Redundancy while on maternity, shared parental or adoption leave rights: Ballerino -v- Racecourse Association Ltd
In our last Up Date we reported on the interesting case of Carnival PLC – v- Hunter which concerned the rights of employees on maternity (and shared parental and adoption) leave and the duties of employers managing such situations. Since 1999, when the Maternity and Parental Leave etc. Regulations came into force, there have been relatively few appeal cases relating to the right that Reg 10 provides to women (and partners) enjoying maternity, shared parental or adoption leave to be offered any ‘suitable available vacancy’ in preference to other candidates.
HR managers and indeed employment lawyers often misread, and therefore misunderstand, regulation 10. The case of Ballerino -v- Racecourse Association Limited is interesting because it reminds us again that even though the Claimant had less than 2 years’ continuous service not only did she enjoy protection from automatic unfair dismissal if she was subjected to unfavourable treatment i.e. selected for redundancy because of pregnancy or maternity, but also she had the right to be offered any suitable available vacancy in preference to other candidates.
In this case the claimant was a part-time in-house accountant. While she was on maternity leave the employer abolished her part-time role and created a new full time role which combined her duties with that of strategic business analysis.

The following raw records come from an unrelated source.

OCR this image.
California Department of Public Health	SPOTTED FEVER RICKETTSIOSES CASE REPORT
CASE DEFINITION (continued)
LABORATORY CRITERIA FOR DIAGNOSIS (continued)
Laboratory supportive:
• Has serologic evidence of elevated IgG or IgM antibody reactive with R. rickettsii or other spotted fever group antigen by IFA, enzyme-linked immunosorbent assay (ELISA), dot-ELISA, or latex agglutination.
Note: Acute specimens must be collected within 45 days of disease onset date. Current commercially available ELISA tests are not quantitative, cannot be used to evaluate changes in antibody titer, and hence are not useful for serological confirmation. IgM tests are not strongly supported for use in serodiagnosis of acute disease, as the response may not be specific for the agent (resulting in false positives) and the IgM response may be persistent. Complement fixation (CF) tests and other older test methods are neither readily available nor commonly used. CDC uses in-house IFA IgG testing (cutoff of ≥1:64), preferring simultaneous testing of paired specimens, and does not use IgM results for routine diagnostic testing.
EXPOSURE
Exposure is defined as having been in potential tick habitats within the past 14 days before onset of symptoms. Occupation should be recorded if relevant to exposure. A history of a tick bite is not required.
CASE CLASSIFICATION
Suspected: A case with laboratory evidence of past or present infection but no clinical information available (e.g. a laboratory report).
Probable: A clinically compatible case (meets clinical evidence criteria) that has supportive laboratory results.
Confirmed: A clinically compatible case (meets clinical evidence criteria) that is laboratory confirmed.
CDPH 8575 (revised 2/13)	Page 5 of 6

She was invited to apply for the new role but did not do so and was dismissed on grounds of redundancy.
At first instance the tribunal rejected Ballerino’s argument that the new role was a suitable available vacancy that she was entitled to be offered, as of right, without having to apply. It found that the focus of the job had changed with the emphasis on business analysis. There was a genuine reorganisation. It was not a sham restructuring. The new role was not a ‘device’ to get rid of her.
She appealed to the Employment Appeal Tribunal on the ground that the tribunal had not considered whether in fact there was a genuine redundancy situation. The appeal succeeded. The Appeal Tribunal ruled that the first instance tribunal had merely formed the impression that there was a redundancy without applying the statutory test in s 139 and asking itself after a thorough examination whether there was, or the employer expected, a diminution in requirements for employees carrying out the financial accounting work. The tribunal should have asked whether the “new” role – the suitable available vacancy – was suitable i.e. it was “the type of work”. The tribunal and therefore, in the first place, the employer should consider and compare the ‘work done’ with the job description of the new role.
Practical tip
Employers managing such redundancies should be diligent in demonstrating through consultation that there is a redundancy situation and whether or not there is a suitable available (new) vacancy. This will require documentation – documentary evidence, spelling out duties and responsibilities of the new role in comparison with the old job.